Coğrafi konumu itibariyle Balkanlar, özellikle Osmanlı Devleti zamanında ülkemiz açısından oldukça önemli bir konumda yer almıştır. Önemli ticaret rotalarının üzerinde bulunan bu topraklar aynı zamanda o dönemki Osmanlı Devleti’nin özellikle anakara ve başkentinin savunmasında ileri karakol konumda da kullanılmıştır. Oldukça önemli olan bu topraklar günümüzdeki yapısı itibariyle o dönemki yapısından oldukça farklılaşmış, geçtiğimiz dönemde meydana gelen savaşlar ve Osmanlı Devleti’nin dağılmasına giden süreçte yaşadığı güç kaybı sonucunda bölgeden çekilmeye başlaması ve anakara savunmasına önem vermesi sonucu oluşan boşluğu fırsat bilen etnik grupların yapmış oldukları isyan ve iç savaşlar sonucu günümüzde pek çok ülkeye ayrılmıştır. Günümüzdeki yapısı itibariyle Balkan coğrafyasında; Sırbistan, Karadağ, Bosna-Hersek, Hırvatistan, Slovenya, Arnavutluk, Makedonya, Kosova, Bulgaristan, Romanya, Yunanistan ülkeleri ve ülkemizin Trakya bölgesi bulunmaktadır.
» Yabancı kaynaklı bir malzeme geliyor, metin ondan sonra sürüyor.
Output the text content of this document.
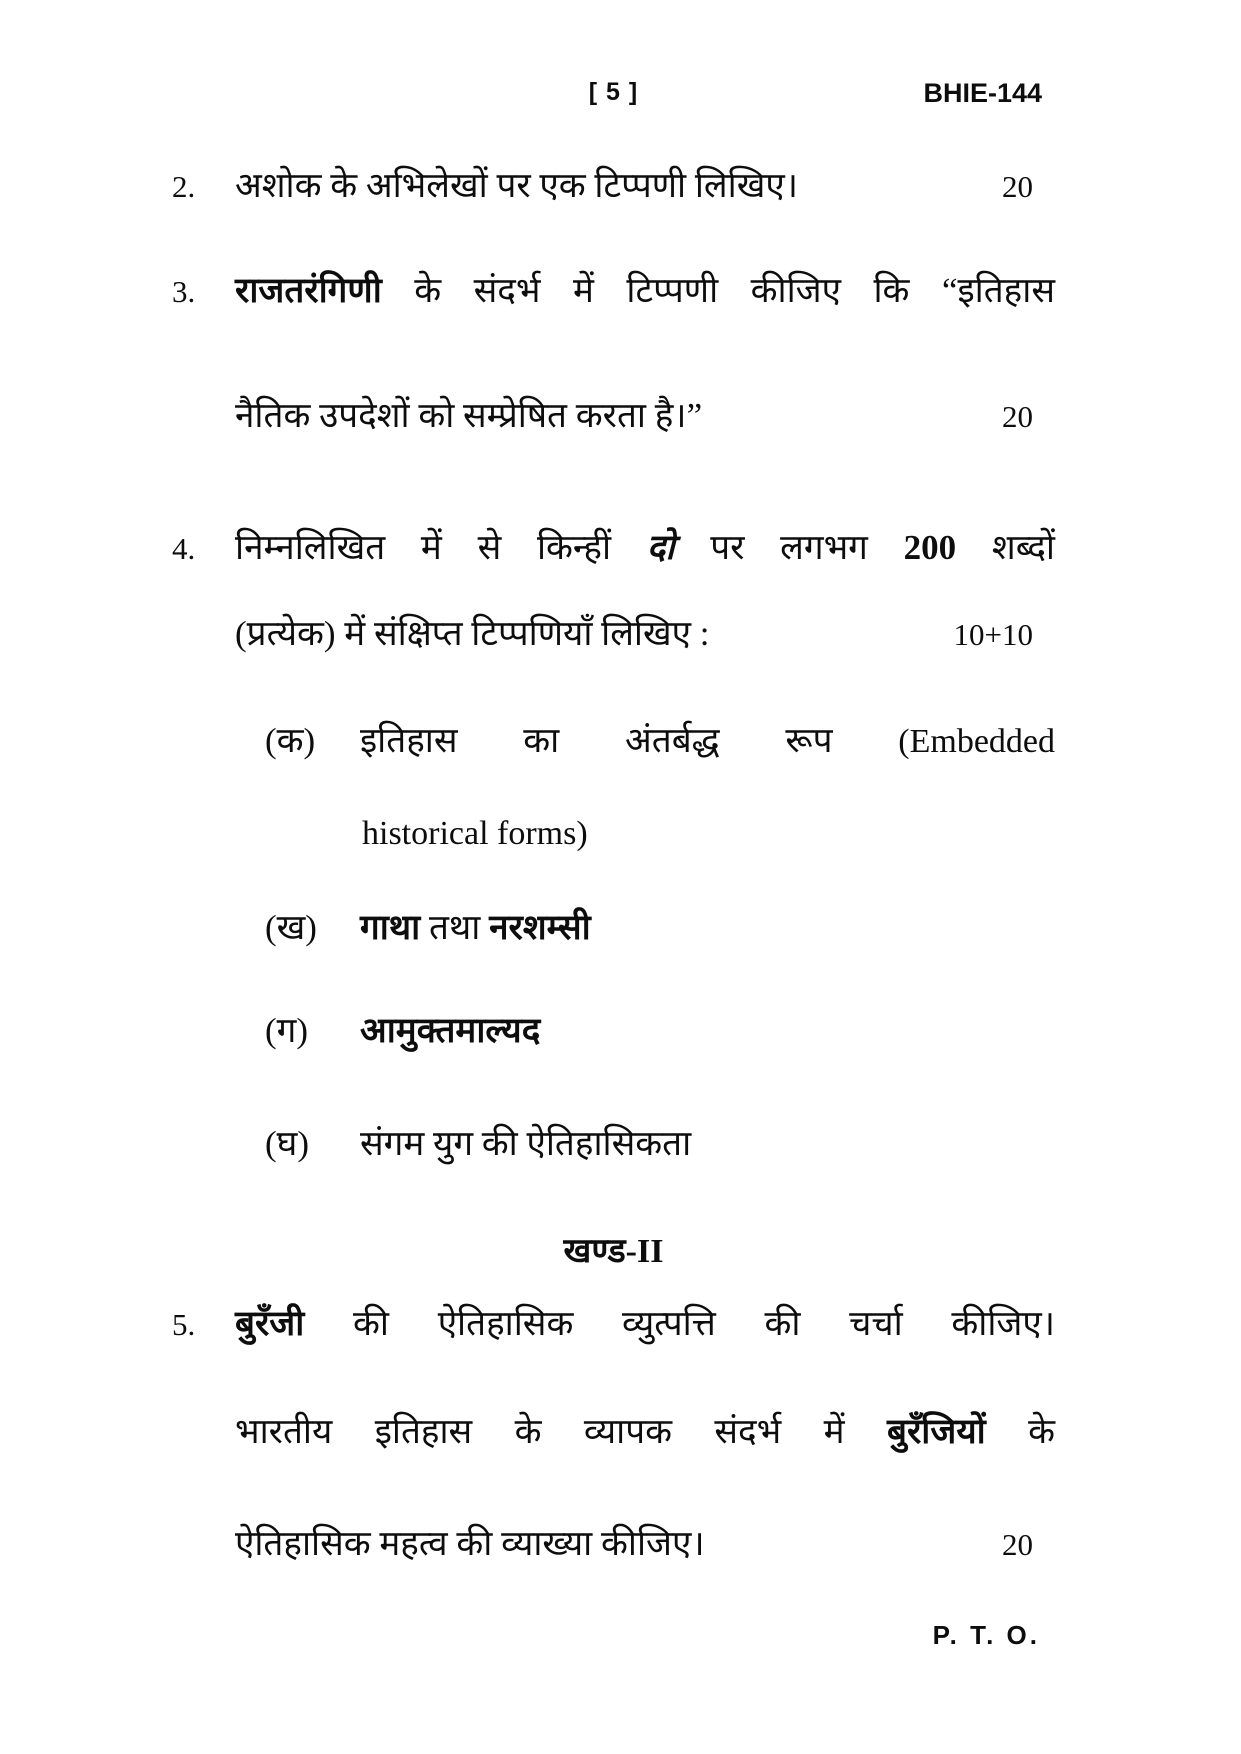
[ 5 ]	BHIE-144
2.	अशोक के अभिलेखों पर एक टिप्पणी लिखिए।	20
3.	राजतरंगिणी के संदर्भ में टिप्पणी कीजिए कि “इतिहास
नैतिक उपदेशों को सम्प्रेषित करता है।”	20
4.	निम्नलिखित में से किन्हीं दो पर लगभग 200 शब्दों
(प्रत्येक) में संक्षिप्त टिप्पणियाँ लिखिए :	10+10
(क)	इतिहास का अंतर्बद्ध रूप (Embedded
historical forms)
(ख)	गाथा तथा नरशम्सी
(ग)	आमुक्तमाल्यद
(घ)	संगम युग की ऐतिहासिकता
खण्ड-II
5.	बुरँजी की ऐतिहासिक व्युत्पत्ति की चर्चा कीजिए।
भारतीय इतिहास के व्यापक संदर्भ में बुरँजियों के
ऐतिहासिक महत्व की व्याख्या कीजिए।	20
P. T. O.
Balkanlar coğrafyası ile olan tarihi bağımız ve uzun yıllar bölge üzerinde bulunan hakimiyetimiz sonucunda bölgede hiç azımsanamayacak bir sayıda olan Türk ve Müslüman nüfus oluşmuştur. Bölgedeki güç kaybı ve oluşan gerilemeler sonucu Hristiyan ve Müslümanlar arası sorunlar yaşanmaya başlamış, batı ülkelerinde desteğini alan Hristiyan toplum, Müslümanlara ırkçı saldırı ve soykırım olarak adlandırabilecek olan yaklaşımları sonucu büyük kitleleri göç etmeye mecbur bırakan bir süreçler silsilesi yaşanmıştır. Oluşan bu nüfus hareketi ve gerçekleşen mübadeleler sonucu ülkemize çok büyük rakamlarda Balkan göçmeni birey gelmiş ve ülkemizin çeşitli yerlerine nüfus yapısını da bozmayacak şekilde yerleştirilmiştir.
Her toplumun kendine özgü kültürel özellikleri bulunur ve bu özellikler özellikle göç gibi zorunlu nedenlerde yeni yerleştikleri bölgelere uyum süreçlerini oldukça uzatır ve hatta bazı toplumlarda mümkün olmaktan çıkarır. Yine de bahsettiğimiz bu durum balkanlardan ülkemize yaşanan göç sürecinde pek yaşanmamıştır çünkü yüzyıllar boyu aynı bayrak altında olmamız ve Müslüman olunması sonucu bu süreç daha az sancılı geçmiştir. Ortak noktalarımız ve kültürlerimiz birbirine oldukça fazla benzese bile yine de alışma süreci az da olsa göçmenler ve yerel halk arasında sıkıntılara sebebiyet vermiştir. Bu durumları kolayca aşmak ve oluşabilecek sorunları kolayca aşmak amacıyla göçmenler kurdukları dernekler aracılığıyla birbirlerinden kopmamayı tercih etmişlerdir.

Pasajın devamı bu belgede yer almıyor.